Roles, voice types, premiere cast
| Role | Voice type | Premiere cast, 23 February 1856 Conductor: Théophile Tilmant |
| Manon Lescaut | coloratura soprano | Marie Cabel |
| Des Grieux | tenor | Henri Puget |
| Le Marquis d'Hérigny | baritone | Jean-Baptiste Faure |
| Lescaut, Manon's cousin | bass | Beckers |
| Marguerite, Manon's friend | soprano | Léocadie Lemercier |
| Gervais, her fiancé | tenor | Jourdan |
| Madame Bancelin, cabaret hostess | mezzo-soprano | Mme Félix |
| Monsieur Durozeau, commissaire | baritone | Lemaire |
| Monsieur Renaud, Inspector | baritone | Nathan |
| Zaby, a young slave | soprano | Mlle Bélia |
| A Sergeant | bass | Duvernoy |
| Two bourgeois |  |  |
Court nobles, Bourgeois of the Boulevard du Temple, Soldiers, Male and female workers; Inhabitants of New Orleans, negroes, colonial soldiers

== Synopsis ==
The story only loosely resembles the original novel by Prévost (where, for instance, Lescaut is Manon's brother, not her cousin). There is one character – the Marquis d'Herigny – who represents the several wealthy suitors that Manon became involved with in the novel. Some other characters are absent entirely, and others are completely new to this telling of the story.

== Music ==
The role of Manon Lescaut is a demanding one, with a very high tessitura, extended florid passages and arias of outstanding technical difficulty. Nonetheless, it also presents great opportunities for characterisation and (at least before the appearance of the operas on the same subject by Puccini and Massenet) was one of the staples of the operatic repertoire – not only in France, but also in Germany. The role of the Marquis d'Herigny, written for the famous baritone, Jean-Baptiste Faure, also features several significant solos; but the tenor role of Des Grieux (given two major arias by Massenet and three by Puccini) lacks a major solo, although the character does participate in a series of fine duets, notably at the death of Manon near the end of the opera.

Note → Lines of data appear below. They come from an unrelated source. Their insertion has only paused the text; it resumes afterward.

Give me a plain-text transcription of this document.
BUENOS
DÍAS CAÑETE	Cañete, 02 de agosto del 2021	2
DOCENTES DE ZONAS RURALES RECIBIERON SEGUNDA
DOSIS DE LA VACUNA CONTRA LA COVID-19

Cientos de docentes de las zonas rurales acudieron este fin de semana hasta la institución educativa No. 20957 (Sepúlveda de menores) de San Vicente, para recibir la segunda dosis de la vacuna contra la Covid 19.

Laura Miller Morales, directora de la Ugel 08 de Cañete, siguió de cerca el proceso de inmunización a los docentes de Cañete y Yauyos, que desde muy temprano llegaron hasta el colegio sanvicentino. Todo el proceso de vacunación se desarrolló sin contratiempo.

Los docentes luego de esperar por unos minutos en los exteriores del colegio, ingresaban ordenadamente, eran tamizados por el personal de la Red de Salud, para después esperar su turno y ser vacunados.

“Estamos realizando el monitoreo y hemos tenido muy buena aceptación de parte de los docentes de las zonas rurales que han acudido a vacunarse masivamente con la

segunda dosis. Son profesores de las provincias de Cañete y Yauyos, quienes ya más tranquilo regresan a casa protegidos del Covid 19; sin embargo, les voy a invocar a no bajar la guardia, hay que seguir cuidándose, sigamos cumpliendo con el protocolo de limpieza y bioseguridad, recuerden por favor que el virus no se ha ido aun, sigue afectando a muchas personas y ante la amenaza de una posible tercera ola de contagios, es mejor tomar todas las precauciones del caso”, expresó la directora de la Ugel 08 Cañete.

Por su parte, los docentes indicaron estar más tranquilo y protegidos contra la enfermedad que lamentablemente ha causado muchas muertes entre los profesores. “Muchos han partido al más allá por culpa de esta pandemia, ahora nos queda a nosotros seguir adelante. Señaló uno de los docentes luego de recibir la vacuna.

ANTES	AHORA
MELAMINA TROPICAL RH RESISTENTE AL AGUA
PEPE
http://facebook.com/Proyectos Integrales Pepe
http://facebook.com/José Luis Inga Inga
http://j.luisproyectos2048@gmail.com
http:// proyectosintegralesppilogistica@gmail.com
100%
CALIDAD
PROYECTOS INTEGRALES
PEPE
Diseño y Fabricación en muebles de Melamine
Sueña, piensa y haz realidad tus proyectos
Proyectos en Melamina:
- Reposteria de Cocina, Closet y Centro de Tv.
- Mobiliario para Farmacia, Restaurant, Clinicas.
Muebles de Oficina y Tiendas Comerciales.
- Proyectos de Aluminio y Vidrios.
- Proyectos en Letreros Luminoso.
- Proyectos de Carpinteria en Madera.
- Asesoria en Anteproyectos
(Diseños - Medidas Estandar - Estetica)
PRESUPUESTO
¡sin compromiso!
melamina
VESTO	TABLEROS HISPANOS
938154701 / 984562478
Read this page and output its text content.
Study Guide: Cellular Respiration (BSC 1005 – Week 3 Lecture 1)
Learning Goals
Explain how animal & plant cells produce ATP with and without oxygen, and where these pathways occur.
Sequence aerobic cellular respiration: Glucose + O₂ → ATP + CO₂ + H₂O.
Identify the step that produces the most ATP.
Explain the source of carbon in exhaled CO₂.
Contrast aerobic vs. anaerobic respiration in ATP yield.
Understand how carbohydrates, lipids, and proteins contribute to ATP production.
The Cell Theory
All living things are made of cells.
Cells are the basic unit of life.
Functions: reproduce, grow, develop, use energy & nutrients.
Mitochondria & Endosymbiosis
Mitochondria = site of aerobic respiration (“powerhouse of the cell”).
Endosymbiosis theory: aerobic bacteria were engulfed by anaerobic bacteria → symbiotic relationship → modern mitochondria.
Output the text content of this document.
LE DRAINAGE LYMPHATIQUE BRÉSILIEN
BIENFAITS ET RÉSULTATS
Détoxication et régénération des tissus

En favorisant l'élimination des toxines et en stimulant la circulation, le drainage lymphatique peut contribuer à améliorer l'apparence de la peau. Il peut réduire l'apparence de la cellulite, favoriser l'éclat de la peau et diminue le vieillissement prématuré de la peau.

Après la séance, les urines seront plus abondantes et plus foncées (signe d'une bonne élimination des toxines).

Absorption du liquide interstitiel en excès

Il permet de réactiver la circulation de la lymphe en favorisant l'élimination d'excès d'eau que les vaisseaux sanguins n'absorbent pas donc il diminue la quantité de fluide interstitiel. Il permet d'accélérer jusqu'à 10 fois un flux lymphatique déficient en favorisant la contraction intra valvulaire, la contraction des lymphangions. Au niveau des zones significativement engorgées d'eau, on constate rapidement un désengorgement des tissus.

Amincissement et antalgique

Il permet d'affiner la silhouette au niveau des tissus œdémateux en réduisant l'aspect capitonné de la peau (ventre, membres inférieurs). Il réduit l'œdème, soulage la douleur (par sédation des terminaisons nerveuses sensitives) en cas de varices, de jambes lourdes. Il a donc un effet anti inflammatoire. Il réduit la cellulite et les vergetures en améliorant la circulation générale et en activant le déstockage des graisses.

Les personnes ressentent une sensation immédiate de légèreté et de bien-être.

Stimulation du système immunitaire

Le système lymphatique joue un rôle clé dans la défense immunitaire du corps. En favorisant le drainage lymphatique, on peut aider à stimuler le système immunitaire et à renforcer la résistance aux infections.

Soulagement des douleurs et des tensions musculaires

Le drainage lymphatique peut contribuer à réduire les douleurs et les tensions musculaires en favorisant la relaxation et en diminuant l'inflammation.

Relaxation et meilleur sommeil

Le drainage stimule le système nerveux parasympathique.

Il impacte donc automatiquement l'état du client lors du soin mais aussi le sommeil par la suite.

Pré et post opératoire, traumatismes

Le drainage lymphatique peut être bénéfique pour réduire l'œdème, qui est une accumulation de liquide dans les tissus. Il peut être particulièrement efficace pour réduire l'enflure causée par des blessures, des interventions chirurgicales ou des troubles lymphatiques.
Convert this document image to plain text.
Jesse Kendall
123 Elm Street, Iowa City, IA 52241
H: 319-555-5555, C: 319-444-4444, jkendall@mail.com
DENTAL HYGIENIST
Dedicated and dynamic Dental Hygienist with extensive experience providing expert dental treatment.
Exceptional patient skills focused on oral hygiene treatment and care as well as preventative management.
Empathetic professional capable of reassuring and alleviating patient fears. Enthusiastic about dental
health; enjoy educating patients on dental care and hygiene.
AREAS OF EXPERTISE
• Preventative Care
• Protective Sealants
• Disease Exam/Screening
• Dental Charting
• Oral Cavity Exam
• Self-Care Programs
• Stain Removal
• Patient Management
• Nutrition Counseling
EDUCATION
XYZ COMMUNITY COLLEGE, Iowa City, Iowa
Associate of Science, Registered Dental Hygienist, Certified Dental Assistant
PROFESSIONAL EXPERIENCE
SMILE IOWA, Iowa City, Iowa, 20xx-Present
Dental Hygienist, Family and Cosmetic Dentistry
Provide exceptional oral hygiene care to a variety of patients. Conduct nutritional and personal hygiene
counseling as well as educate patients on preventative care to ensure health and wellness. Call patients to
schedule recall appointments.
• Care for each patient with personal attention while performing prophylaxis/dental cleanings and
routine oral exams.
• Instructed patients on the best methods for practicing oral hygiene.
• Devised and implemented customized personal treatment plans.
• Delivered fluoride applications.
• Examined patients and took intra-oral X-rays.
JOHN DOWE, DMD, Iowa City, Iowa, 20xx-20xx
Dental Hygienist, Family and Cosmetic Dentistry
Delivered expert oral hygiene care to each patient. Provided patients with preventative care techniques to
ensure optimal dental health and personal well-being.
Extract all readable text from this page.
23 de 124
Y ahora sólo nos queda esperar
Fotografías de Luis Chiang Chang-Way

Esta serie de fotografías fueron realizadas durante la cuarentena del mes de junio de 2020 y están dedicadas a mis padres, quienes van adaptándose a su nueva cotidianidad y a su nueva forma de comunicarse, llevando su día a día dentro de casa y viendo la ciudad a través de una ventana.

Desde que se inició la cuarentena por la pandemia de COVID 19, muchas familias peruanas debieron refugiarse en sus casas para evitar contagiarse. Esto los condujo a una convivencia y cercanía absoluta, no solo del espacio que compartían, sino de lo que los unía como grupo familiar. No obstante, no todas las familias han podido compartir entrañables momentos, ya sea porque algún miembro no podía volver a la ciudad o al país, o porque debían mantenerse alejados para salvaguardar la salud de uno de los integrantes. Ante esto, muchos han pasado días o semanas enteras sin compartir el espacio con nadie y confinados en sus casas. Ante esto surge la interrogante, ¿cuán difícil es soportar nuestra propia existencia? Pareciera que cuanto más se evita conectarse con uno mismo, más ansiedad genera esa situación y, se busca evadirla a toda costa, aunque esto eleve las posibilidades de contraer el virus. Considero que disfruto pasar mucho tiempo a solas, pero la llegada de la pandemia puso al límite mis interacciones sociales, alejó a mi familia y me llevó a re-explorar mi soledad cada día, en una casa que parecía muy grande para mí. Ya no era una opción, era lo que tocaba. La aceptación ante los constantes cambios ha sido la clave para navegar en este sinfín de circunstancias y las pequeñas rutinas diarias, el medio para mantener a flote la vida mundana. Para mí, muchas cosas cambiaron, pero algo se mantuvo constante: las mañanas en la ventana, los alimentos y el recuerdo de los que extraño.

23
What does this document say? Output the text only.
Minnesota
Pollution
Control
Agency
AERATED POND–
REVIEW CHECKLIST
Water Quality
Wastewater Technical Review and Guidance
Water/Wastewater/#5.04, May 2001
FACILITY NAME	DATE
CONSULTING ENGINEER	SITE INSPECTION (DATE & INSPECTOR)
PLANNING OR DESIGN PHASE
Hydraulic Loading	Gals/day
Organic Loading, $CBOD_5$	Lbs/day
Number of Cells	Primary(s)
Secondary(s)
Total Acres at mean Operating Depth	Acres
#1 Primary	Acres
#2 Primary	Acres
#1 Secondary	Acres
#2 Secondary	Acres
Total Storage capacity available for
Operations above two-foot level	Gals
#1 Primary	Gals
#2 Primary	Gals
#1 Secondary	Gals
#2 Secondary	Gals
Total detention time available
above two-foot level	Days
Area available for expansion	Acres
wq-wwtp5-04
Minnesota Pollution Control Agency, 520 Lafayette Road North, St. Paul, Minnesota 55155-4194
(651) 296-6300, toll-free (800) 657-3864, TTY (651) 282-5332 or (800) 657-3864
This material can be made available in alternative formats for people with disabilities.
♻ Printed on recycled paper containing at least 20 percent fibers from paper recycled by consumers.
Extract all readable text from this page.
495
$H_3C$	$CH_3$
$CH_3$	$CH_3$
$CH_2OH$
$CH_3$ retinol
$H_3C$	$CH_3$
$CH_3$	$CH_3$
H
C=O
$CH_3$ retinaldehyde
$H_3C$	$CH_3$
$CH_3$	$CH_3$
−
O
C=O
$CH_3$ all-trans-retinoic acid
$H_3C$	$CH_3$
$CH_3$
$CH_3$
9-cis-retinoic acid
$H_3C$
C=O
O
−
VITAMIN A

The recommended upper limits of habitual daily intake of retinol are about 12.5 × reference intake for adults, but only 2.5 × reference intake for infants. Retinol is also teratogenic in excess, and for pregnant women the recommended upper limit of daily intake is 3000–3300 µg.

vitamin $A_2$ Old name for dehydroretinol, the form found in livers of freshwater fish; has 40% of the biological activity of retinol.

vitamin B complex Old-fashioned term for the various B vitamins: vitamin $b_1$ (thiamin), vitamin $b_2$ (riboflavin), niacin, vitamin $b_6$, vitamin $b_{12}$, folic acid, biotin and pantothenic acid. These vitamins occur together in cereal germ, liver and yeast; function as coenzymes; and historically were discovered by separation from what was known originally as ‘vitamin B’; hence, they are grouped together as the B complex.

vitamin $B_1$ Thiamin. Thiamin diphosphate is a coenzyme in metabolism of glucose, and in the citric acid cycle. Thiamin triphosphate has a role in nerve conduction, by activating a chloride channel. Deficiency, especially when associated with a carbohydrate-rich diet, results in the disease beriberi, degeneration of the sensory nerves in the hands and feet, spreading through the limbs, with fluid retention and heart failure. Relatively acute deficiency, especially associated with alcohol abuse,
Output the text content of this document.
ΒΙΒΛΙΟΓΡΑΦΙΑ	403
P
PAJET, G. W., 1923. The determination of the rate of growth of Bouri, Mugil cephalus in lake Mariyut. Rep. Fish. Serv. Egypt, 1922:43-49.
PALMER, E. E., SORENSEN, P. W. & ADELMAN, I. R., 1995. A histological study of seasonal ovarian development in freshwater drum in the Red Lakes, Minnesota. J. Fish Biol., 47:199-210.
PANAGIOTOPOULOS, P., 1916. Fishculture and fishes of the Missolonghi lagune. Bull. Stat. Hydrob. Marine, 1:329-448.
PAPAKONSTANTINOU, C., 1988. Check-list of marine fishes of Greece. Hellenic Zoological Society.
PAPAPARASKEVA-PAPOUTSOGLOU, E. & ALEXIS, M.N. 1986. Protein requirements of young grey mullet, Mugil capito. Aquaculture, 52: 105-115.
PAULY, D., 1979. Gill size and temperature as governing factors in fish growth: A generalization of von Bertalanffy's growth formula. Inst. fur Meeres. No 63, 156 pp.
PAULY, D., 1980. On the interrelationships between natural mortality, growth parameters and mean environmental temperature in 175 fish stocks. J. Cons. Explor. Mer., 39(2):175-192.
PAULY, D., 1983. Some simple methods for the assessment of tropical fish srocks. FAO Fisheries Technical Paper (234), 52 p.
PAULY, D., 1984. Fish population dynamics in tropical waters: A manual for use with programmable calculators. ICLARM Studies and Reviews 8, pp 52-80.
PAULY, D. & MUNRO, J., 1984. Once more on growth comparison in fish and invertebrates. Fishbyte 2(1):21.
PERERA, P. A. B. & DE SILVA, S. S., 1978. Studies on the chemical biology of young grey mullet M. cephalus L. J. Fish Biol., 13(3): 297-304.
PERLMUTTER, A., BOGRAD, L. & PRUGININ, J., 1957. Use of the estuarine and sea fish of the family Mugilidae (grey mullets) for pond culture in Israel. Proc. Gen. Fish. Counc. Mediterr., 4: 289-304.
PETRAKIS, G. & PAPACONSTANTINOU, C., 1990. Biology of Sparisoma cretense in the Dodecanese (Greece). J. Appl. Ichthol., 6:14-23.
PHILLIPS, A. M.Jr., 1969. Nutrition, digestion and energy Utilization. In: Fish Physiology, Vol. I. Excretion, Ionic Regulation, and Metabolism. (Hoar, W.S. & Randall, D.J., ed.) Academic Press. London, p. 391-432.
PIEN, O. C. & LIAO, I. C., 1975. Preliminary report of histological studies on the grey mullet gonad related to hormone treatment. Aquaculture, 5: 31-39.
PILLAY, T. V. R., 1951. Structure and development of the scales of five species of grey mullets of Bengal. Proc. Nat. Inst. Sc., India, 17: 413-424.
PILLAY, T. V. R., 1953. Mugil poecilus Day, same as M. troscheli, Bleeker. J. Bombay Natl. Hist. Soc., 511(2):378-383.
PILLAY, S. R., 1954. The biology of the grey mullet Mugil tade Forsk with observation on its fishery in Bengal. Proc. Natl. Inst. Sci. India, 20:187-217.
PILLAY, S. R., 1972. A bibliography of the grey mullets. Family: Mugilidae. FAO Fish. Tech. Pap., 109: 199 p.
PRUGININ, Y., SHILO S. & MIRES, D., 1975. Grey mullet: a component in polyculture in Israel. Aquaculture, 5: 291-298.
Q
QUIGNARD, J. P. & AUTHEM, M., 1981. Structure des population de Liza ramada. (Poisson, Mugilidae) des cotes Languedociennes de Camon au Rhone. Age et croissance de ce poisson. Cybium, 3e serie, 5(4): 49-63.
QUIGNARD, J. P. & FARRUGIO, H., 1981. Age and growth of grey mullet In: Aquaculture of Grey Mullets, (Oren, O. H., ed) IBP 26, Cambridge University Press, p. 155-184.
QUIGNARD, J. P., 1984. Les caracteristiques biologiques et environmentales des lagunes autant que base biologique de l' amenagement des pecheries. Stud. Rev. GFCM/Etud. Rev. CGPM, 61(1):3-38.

One number in the score has retained its popularity with coloratura sopranos. This is Manon's solo, "C'est l'histoire amoureuse", also known as "L'éclat de rire" or the "Laughing Song". It is not a free-standing aria – in fact, it forms part of the act 1 finale – but ever since its creation it has been a chosen showcase for the technique of singers such as Adelina Patti (who sang it during the lesson scene in The Barber of Seville), Amelita Galli-Curci, Joan Sutherland and Edita Gruberová.

==Recordings==
- Manon Lescaut – Mady Mesplé, Jean-Claude Orliac, Peter-Christoph Runge, Yves Bisson – Choeurs et orchestre lyrique de Radio France, Jean-Pierre Marty (conductor) – EMI (recorded in October 1974).
- Manon Lescaut – Elizabeth Vidal, Alain Gabriel, René Massis – Les Choeurs du Théâtre Français de la Musique, the Orchestre Régional de Picardie Le Sinfonietta, Patrick Fournillier (conductor) – Le Chant du Monde (recorded live in 1990, released in 1991).